A 25-year-old woman without a specific history was admitted due to persistent dysphagia, throat pain, and cough after drinking a presumed alkaline fluid for a suicide attempt. After the event, subtotal esophagectomy and cervical colon interposition were immediately performed in thoracic surgery. Laryngoscopy revealed the right vocal cord paralysis, and stricture of the UES in esophagography was observed. Upper gastrointestinal endoscopy was performed due to persistent dysphagia and vomiting, and revealed stenosis of the pharyngo-esophageal junction. Endoscopic CO
2 laser surgery and balloon dilatation with both controlled radial expansion (CRE™) balloon dilator 12 mm (Boston Scientific, Marlborough, MA, USA) and number 11 hepatobiliary dilator were performed under general anesthesia (
Fig. 2A and B). Postoperative esophagography revealed no esophageal stenosis. Six months after the surgery, at the outpatient clinic follow-up, the patient displayed the symptom of swallowing discomfort, but esophagography showed no obstruction or stricture. Currently she has been doing well in follow-ups.

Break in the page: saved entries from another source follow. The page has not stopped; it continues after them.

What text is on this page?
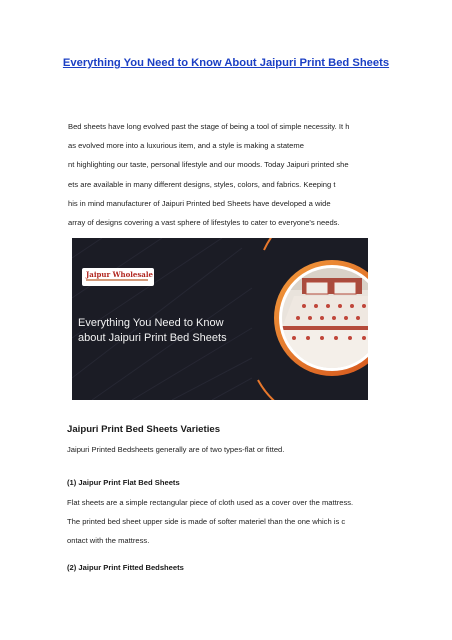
Everything You Need to Know About Jaipuri Print Bed Sheets

Bed sheets have long evolved past the stage of being a tool of simple necessity. It h

as evolved more into a luxurious item, and a style is making a stateme

nt highlighting our taste, personal lifestyle and our moods. Today Jaipuri printed she

ets are available in many different designs, styles, colors, and fabrics. Keeping t

his in mind manufacturer of Jaipuri Printed bed Sheets have developed a wide

array of designs covering a vast sphere of lifestyles to cater to everyone's needs.

Jaipur Wholesale
Everything You Need to Know
about Jaipuri Print Bed Sheets
Jaipuri Print Bed Sheets Varieties
Jaipuri Printed Bedsheets generally are of two types-flat or fitted.
(1) Jaipur Print Flat Bed Sheets
Flat sheets are a simple rectangular piece of cloth used as a cover over the mattress.
The printed bed sheet upper side is made of softer materiel than the one which is c
ontact with the mattress.
(2) Jaipur Print Fitted Bedsheets
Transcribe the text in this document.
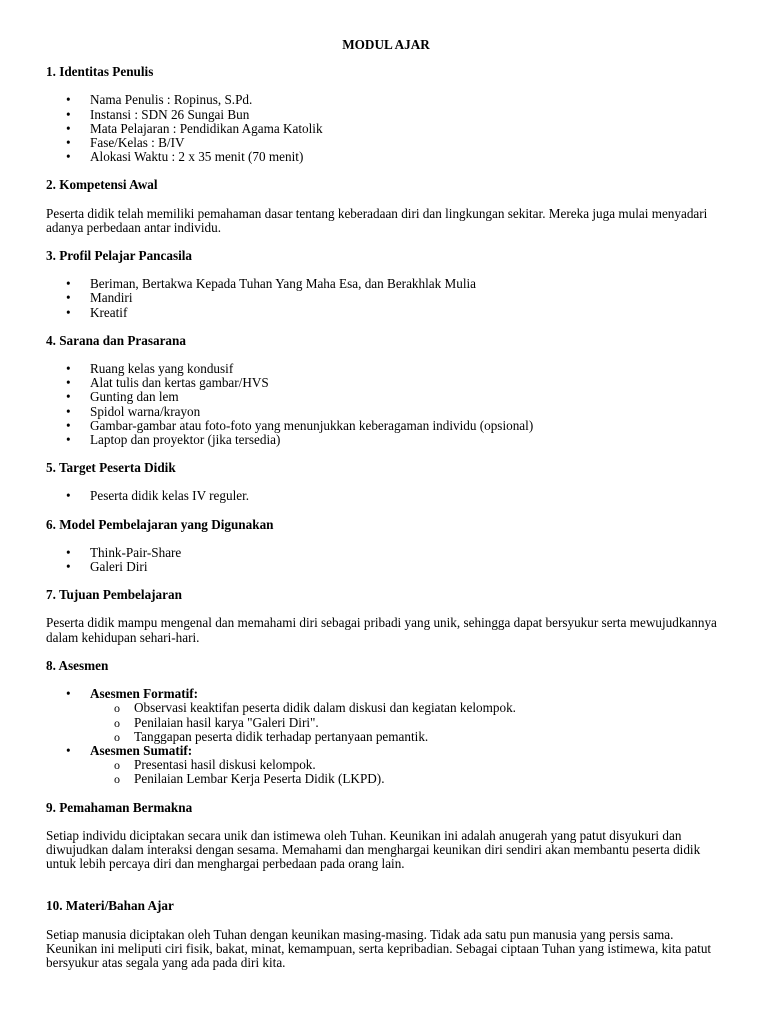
MODUL AJAR
1. Identitas Penulis
• Nama Penulis : Ropinus, S.Pd.
• Instansi : SDN 26 Sungai Bun
• Mata Pelajaran : Pendidikan Agama Katolik
• Fase/Kelas : B/IV
• Alokasi Waktu : 2 x 35 menit (70 menit)
2. Kompetensi Awal

Peserta didik telah memiliki pemahaman dasar tentang keberadaan diri dan lingkungan sekitar. Mereka juga mulai menyadari adanya perbedaan antar individu.

3. Profil Pelajar Pancasila
• Beriman, Bertakwa Kepada Tuhan Yang Maha Esa, dan Berakhlak Mulia
• Mandiri
• Kreatif
4. Sarana dan Prasarana
• Ruang kelas yang kondusif
• Alat tulis dan kertas gambar/HVS
• Gunting dan lem
• Spidol warna/krayon
• Gambar-gambar atau foto-foto yang menunjukkan keberagaman individu (opsional)
• Laptop dan proyektor (jika tersedia)
5. Target Peserta Didik
• Peserta didik kelas IV reguler.
6. Model Pembelajaran yang Digunakan
• Think-Pair-Share
• Galeri Diri
7. Tujuan Pembelajaran

Peserta didik mampu mengenal dan memahami diri sebagai pribadi yang unik, sehingga dapat bersyukur serta mewujudkannya dalam kehidupan sehari-hari.

8. Asesmen
• Asesmen Formatif:
o Observasi keaktifan peserta didik dalam diskusi dan kegiatan kelompok.
o Penilaian hasil karya "Galeri Diri".
o Tanggapan peserta didik terhadap pertanyaan pemantik.
• Asesmen Sumatif:
o Presentasi hasil diskusi kelompok.
o Penilaian Lembar Kerja Peserta Didik (LKPD).
9. Pemahaman Bermakna

Setiap individu diciptakan secara unik dan istimewa oleh Tuhan. Keunikan ini adalah anugerah yang patut disyukuri dan diwujudkan dalam interaksi dengan sesama. Memahami dan menghargai keunikan diri sendiri akan membantu peserta didik untuk lebih percaya diri dan menghargai perbedaan pada orang lain.

10. Materi/Bahan Ajar

Setiap manusia diciptakan oleh Tuhan dengan keunikan masing-masing. Tidak ada satu pun manusia yang persis sama. Keunikan ini meliputi ciri fisik, bakat, minat, kemampuan, serta kepribadian. Sebagai ciptaan Tuhan yang istimewa, kita patut bersyukur atas segala yang ada pada diri kita.
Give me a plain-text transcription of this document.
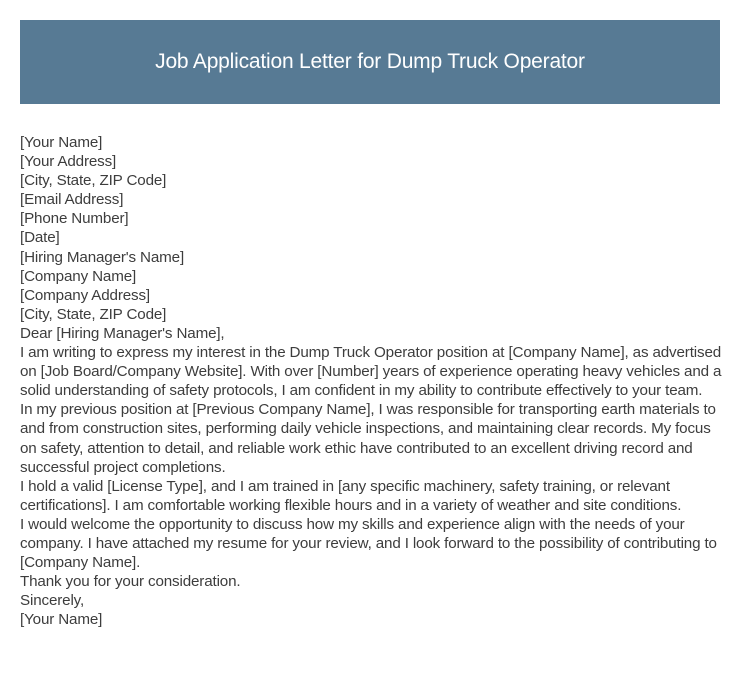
Job Application Letter for Dump Truck Operator
[Your Name]
[Your Address]
[City, State, ZIP Code]
[Email Address]
[Phone Number]
[Date]
[Hiring Manager's Name]
[Company Name]
[Company Address]
[City, State, ZIP Code]
Dear [Hiring Manager's Name],

I am writing to express my interest in the Dump Truck Operator position at [Company Name], as advertised on [Job Board/Company Website]. With over [Number] years of experience operating heavy vehicles and a solid understanding of safety protocols, I am confident in my ability to contribute effectively to your team.

In my previous position at [Previous Company Name], I was responsible for transporting earth materials to and from construction sites, performing daily vehicle inspections, and maintaining clear records. My focus on safety, attention to detail, and reliable work ethic have contributed to an excellent driving record and successful project completions.

I hold a valid [License Type], and I am trained in [any specific machinery, safety training, or relevant certifications]. I am comfortable working flexible hours and in a variety of weather and site conditions.

I would welcome the opportunity to discuss how my skills and experience align with the needs of your company. I have attached my resume for your review, and I look forward to the possibility of contributing to [Company Name].

Thank you for your consideration.

Sincerely,
[Your Name]
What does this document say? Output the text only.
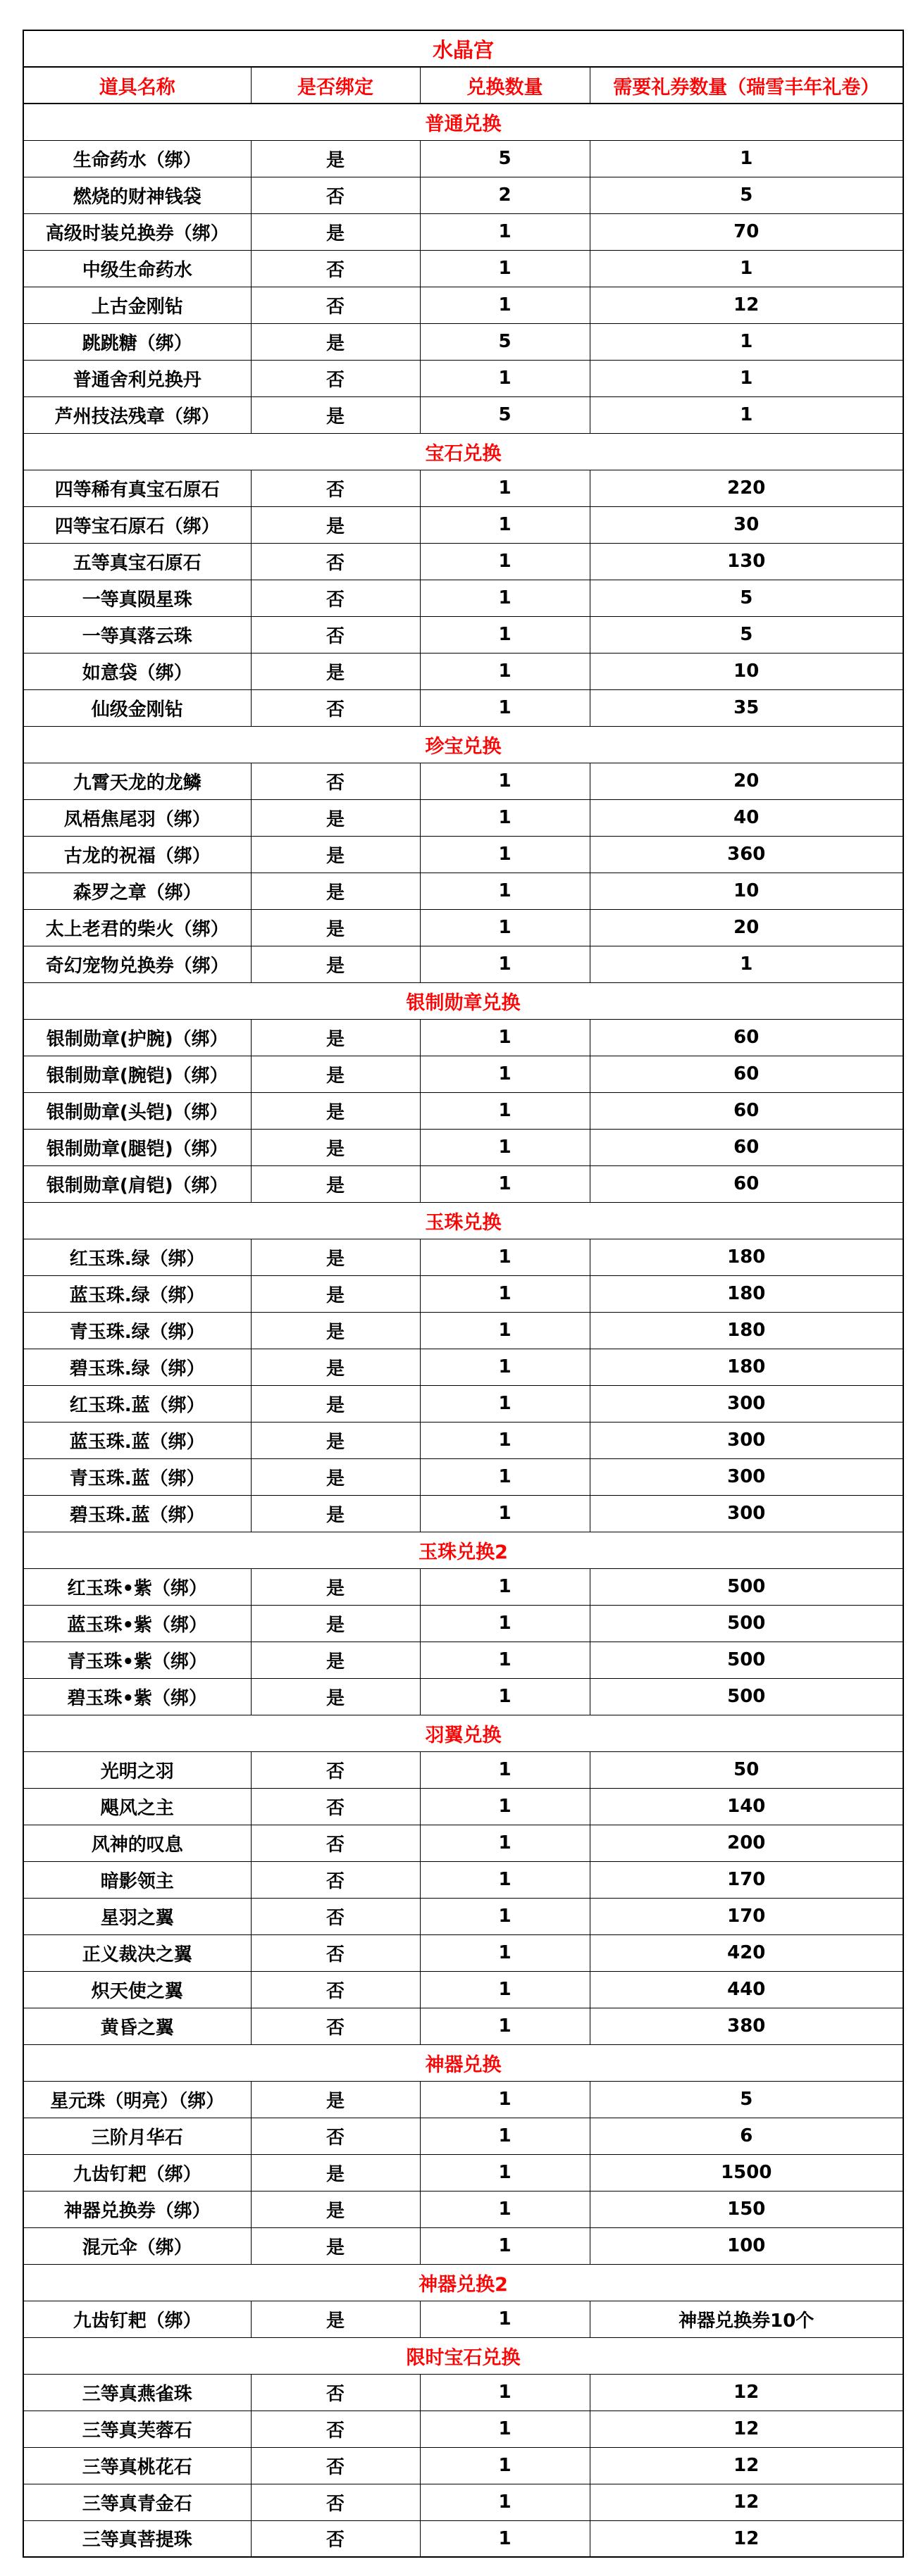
水晶宫			
道具名称	是否绑定	兑换数量	需要礼券数量（瑞雪丰年礼卷）
普通兑换			
生命药水（绑）	是	5	1
燃烧的财神钱袋	否	2	5
高级时装兑换券（绑）	是	1	70
中级生命药水	否	1	1
上古金刚钻	否	1	12
跳跳糖（绑）	是	5	1
普通舍利兑换丹	否	1	1
芦州技法残章（绑）	是	5	1
宝石兑换			
四等稀有真宝石原石	否	1	220
四等宝石原石（绑）	是	1	30
五等真宝石原石	否	1	130
一等真陨星珠	否	1	5
一等真落云珠	否	1	5
如意袋（绑）	是	1	10
仙级金刚钻	否	1	35
珍宝兑换			
九霄天龙的龙鳞	否	1	20
凤梧焦尾羽（绑）	是	1	40
古龙的祝福（绑）	是	1	360
森罗之章（绑）	是	1	10
太上老君的柴火（绑）	是	1	20
奇幻宠物兑换券（绑）	是	1	1
银制勋章兑换			
银制勋章(护腕)（绑）	是	1	60
银制勋章(腕铠)（绑）	是	1	60
银制勋章(头铠)（绑）	是	1	60
银制勋章(腿铠)（绑）	是	1	60
银制勋章(肩铠)（绑）	是	1	60
玉珠兑换			
红玉珠.绿（绑）	是	1	180
蓝玉珠.绿（绑）	是	1	180
青玉珠.绿（绑）	是	1	180
碧玉珠.绿（绑）	是	1	180
红玉珠.蓝（绑）	是	1	300
蓝玉珠.蓝（绑）	是	1	300
青玉珠.蓝（绑）	是	1	300
碧玉珠.蓝（绑）	是	1	300
玉珠兑换2			
红玉珠•紫（绑）	是	1	500
蓝玉珠•紫（绑）	是	1	500
青玉珠•紫（绑）	是	1	500
碧玉珠•紫（绑）	是	1	500
羽翼兑换			
光明之羽	否	1	50
飓风之主	否	1	140
风神的叹息	否	1	200
暗影领主	否	1	170
星羽之翼	否	1	170
正义裁决之翼	否	1	420
炽天使之翼	否	1	440
黄昏之翼	否	1	380
神器兑换			
星元珠（明亮）（绑）	是	1	5
三阶月华石	否	1	6
九齿钉耙（绑）	是	1	1500
神器兑换券（绑）	是	1	150
混元伞（绑）	是	1	100
神器兑换2			
九齿钉耙（绑）	是	1	神器兑换券10个
限时宝石兑换			
三等真燕雀珠	否	1	12
三等真芙蓉石	否	1	12
三等真桃花石	否	1	12
三等真青金石	否	1	12
三等真菩提珠	否	1	12
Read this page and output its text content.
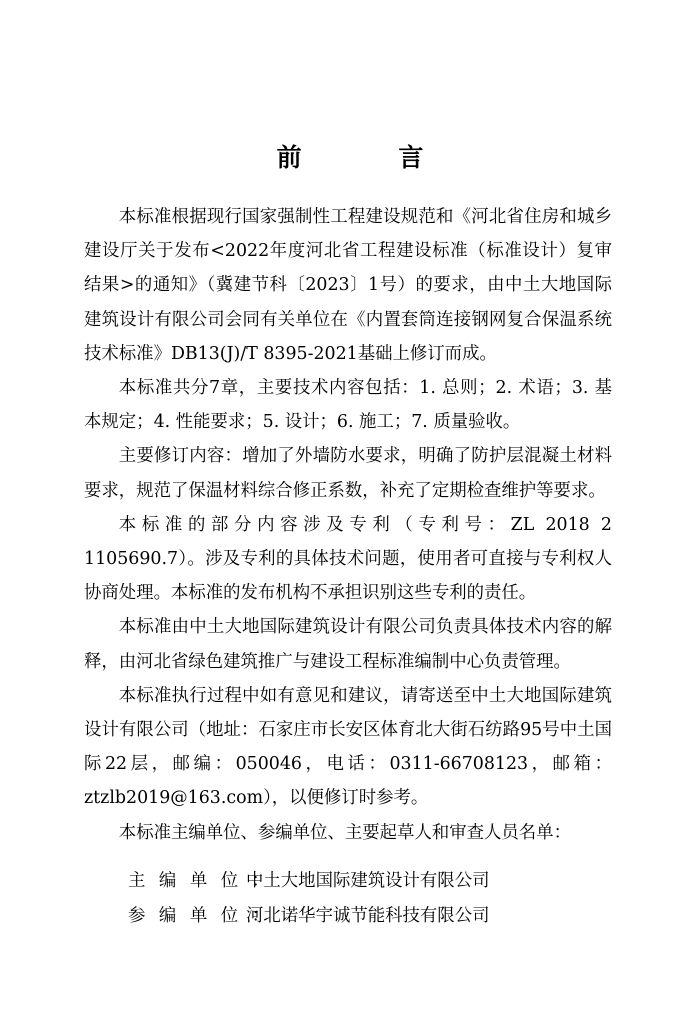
前 言

本标准根据现行国家强制性工程建设规范和《河北省住房和城乡建设厅关于发布<2022年度河北省工程建设标准（标准设计）复审结果>的通知》（冀建节科〔2023〕1号）的要求，由中土大地国际建筑设计有限公司会同有关单位在《内置套筒连接钢网复合保温系统技术标准》DB13(J)/T 8395-2021基础上修订而成。

本标准共分7章，主要技术内容包括：1. 总则；2. 术语；3. 基本规定；4. 性能要求；5. 设计；6. 施工；7. 质量验收。

主要修订内容：增加了外墙防水要求，明确了防护层混凝土材料要求，规范了保温材料综合修正系数，补充了定期检查维护等要求。

本标准的部分内容涉及专利（专利号：ZL 2018 2 1105690.7）。涉及专利的具体技术问题，使用者可直接与专利权人协商处理。本标准的发布机构不承担识别这些专利的责任。

本标准由中土大地国际建筑设计有限公司负责具体技术内容的解释，由河北省绿色建筑推广与建设工程标准编制中心负责管理。

本标准执行过程中如有意见和建议，请寄送至中土大地国际建筑设计有限公司（地址：石家庄市长安区体育北大街石纺路95号中土国际22层，邮编：050046，电话：0311-66708123，邮箱：ztzlb2019@163.com），以便修订时参考。

本标准主编单位、参编单位、主要起草人和审查人员名单：

主 编 单 位 ：中土大地国际建筑设计有限公司
参 编 单 位 ：河北诺华宇诚节能科技有限公司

We are reporting 2 cases of attempted suicides presenting with dysphagia due to UES dysfunction. The UES consists of the inferior pharyngeal constrictor muscle, cricopharyngeus muscle and part of the upper esophagus (
12). Incomplete relaxation of cricopharyngeus muscle, stiffness due to tissue fibrosis, and stricture can cause dysphagia in which a food bolus fails to enter the esophagus and remains or refluxes into airways. Endoscopic CO
2 laser cricopharyngeal myotomy has been recently reported to reduce the complications of esophageal fistulae and vocal cord paralysis (
23). Another method is endoscopic balloon dilatation. The endoscopic balloon dilatation has limitations of long-lasting effects compared to cricopharyngeal myotomy, but is useful for elderly patients with high risk of anesthesia or surgery-related complications, and can be considered in patients with cricopharyngeal fibrosis (
4). These 2 cases occurred secondary after suicide attempt and are disorders of the UES relaxation due to different mechanisms. The first case was UES relaxation failure due to injury of vagus nerve, which is failure of neural inhibition of tonic cricopharyngeal contraction. The second case was pharyngo-esophageal junction stenosis due to the fibrotic change of UES after esophageal surgery. In addition, the second patient refused an invasive surgery after previous thoracic surgery. Therefore, we performed conservative treatment with endoscopic balloon dilatation. Although these patients were already treated with appropriate life-saving treatment, we treated the complication of dysphagia caused by disorders of the UES.